Successor Jurisdiction and Anti-Terrorism Litigation

Transnational litigation often presents tricky questions of personal jurisdiction. Ongoing litigation in New York arising out of rocket attacks by Hizbollah does so in spades. This post reviews the recent New York Court of Appeals decision in Lelchook v. Société Générale de Banque au Liban SAL, answering a certified question posed by the Second Circuit Court of Appeals about the New York law of personal jurisdiction.

Background and Prior Litigation

Hizbollah carried out a series of rocket attacks in Israel in July and August of 2006. David Martin Lelchook, a U.S. citizen, was killed, and more than twenty other U.S. citizens were injured. In 2008, Lelchook’s estate and family members and the injured U.S. citizens filed suit in the United States against Lebanese Canadian Bank (LCB) under the Anti-Terrorism Act of 1990. Plaintiffs’ theory was that LCB provided extensive financial assistance to Hizbollah prior to the 2006 attacks.

The original case bounced around between the Eastern District of New York, the Second Circuit, and the New York Court of Appeals. Among the import questions was whether LCB would be subject to personal jurisdiction in New York.

To determine the personal jurisdiction question, the Second Circuit certified questions to the New York Court of Appeals regarding New York’s long-arm statute. Recall that personal jurisdiction in federal court requires that the exercise of jurisdiction comports with the Due Process Clause of the Constitution and that there is jurisdiction under Federal Rule of Civil Procedure 4(k). Rule 4(k)(1)(A), the most widely used part of 4(k) and the one at issue here, requires a court to determine whether a state court of general jurisdiction in the forum state would have jurisdiction. In New York, that means looking to the CPLR. And here, given the complicated nature of the question and unclear precedent, the Second Circuit asked certified questions to the highest court of New York (the Court of Appeals). The New York Court of Appeals confirmed that there was jurisdiction over LCB under state law, and the Second Circuit then concluded that plaintiffs satisfied the constitutional test as well.

Current Litigation

Meanwhile, in June 2011, Société Générale de Banque au Liban SAL (SGBL), a Lebanese company, purchased all the assets and liabilities of LCB for $580 million. Note that this transaction was not a merger or even a de facto merger under New York law. It was just the acquisition of assets and liabilities.

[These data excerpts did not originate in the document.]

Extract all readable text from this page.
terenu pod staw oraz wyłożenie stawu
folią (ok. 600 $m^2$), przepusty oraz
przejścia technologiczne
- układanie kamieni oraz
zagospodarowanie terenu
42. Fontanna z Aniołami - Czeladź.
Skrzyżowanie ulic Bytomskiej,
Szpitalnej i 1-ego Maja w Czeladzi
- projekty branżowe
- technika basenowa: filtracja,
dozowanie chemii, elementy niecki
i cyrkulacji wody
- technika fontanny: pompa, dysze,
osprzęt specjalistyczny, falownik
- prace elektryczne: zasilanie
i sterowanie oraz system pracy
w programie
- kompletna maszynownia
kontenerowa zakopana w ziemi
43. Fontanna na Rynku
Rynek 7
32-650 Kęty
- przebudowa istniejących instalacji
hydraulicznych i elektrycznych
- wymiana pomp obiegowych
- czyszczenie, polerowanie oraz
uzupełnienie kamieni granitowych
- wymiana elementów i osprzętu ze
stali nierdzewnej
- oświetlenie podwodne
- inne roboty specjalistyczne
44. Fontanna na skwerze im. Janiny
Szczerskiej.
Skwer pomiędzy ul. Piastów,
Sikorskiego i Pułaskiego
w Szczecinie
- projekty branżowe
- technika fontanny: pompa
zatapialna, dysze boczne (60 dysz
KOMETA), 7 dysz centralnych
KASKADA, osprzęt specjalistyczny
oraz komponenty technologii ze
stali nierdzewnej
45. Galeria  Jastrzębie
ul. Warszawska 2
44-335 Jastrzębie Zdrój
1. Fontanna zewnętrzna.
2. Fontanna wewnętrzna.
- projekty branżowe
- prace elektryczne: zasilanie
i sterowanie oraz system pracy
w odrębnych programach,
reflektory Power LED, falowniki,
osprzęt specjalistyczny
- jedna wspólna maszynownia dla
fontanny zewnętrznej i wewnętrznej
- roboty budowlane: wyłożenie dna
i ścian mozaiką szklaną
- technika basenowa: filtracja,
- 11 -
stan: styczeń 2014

Next, the same plaintiffs who previously sued LCB sued SGBL on substantially similar claims. SGBL then filed a motion to dismiss for lack of personal jurisdiction, and the district court granted that motion. The court concluded that SGBL itself lacked the requisite contacts with New York. The court also concluded that LCB’s contacts could not be imputed to SGBL because, under New York law, the contacts of a predecessor could be imputed to successor when they merge but not when there is merely a sale of assets and liabilities. So according to the Eastern District of New York, while a state court of New York could assert jurisdiction over LCB, it could not assert jurisdiction over SGBL. Therefore, Rule 4(k)(1)(A) was not satisfied and the district court lacked personal jurisdiction.

Plaintiffs appealed, and the Second Circuit determined that New York law was not clear on the specific question of successor liability. So, the Second Circuit (again) posed certified questions to the New York Court of Appeals about the state law of personal jurisdiction.

New York Court of Appeals

The New York Court of Appeals accepted the questions and issued a decision on April 18, 2024. In brief, informed by (but not controlled by) the law of successor liability, the court held that New York law permitted the exercise of personal jurisdiction based on “successor jurisdiction,” including when the successor purchased the assets and liabilities of its predecessor.

A detailed review of the court’s reasoning is not necessary, but a few points are worth mentioning. As noted, the court suggested that the doctrines of successor liability and successor jurisdiction are related but not the same. The court reaffirmed prior precedent that successor liability was available when “(1) [a corporation] expressly or impliedly assumed the predecessor’s tort liability, (2) there was a consolidation or merger of seller and purchaser, (3) the purchasing corporation was a mere continuation of the selling corporation, or (4) the transaction is entered into fraudulently to escape such obligations.” As for successor jurisdiction, the court did not lay out an enumerated list but instead identified factors relevant to the question of successor jurisdiction. Those factors include “the impact of our rule on parties to a potential acquisition, whether imputing jurisdiction fairly reflects the reasonable assumptions and expectations of the parties to such transactions, whether doing so induces responsible parties to internalize responsibility for risks they create, and the impact of imputing jurisdiction on those injured by a predecessor’s acts.”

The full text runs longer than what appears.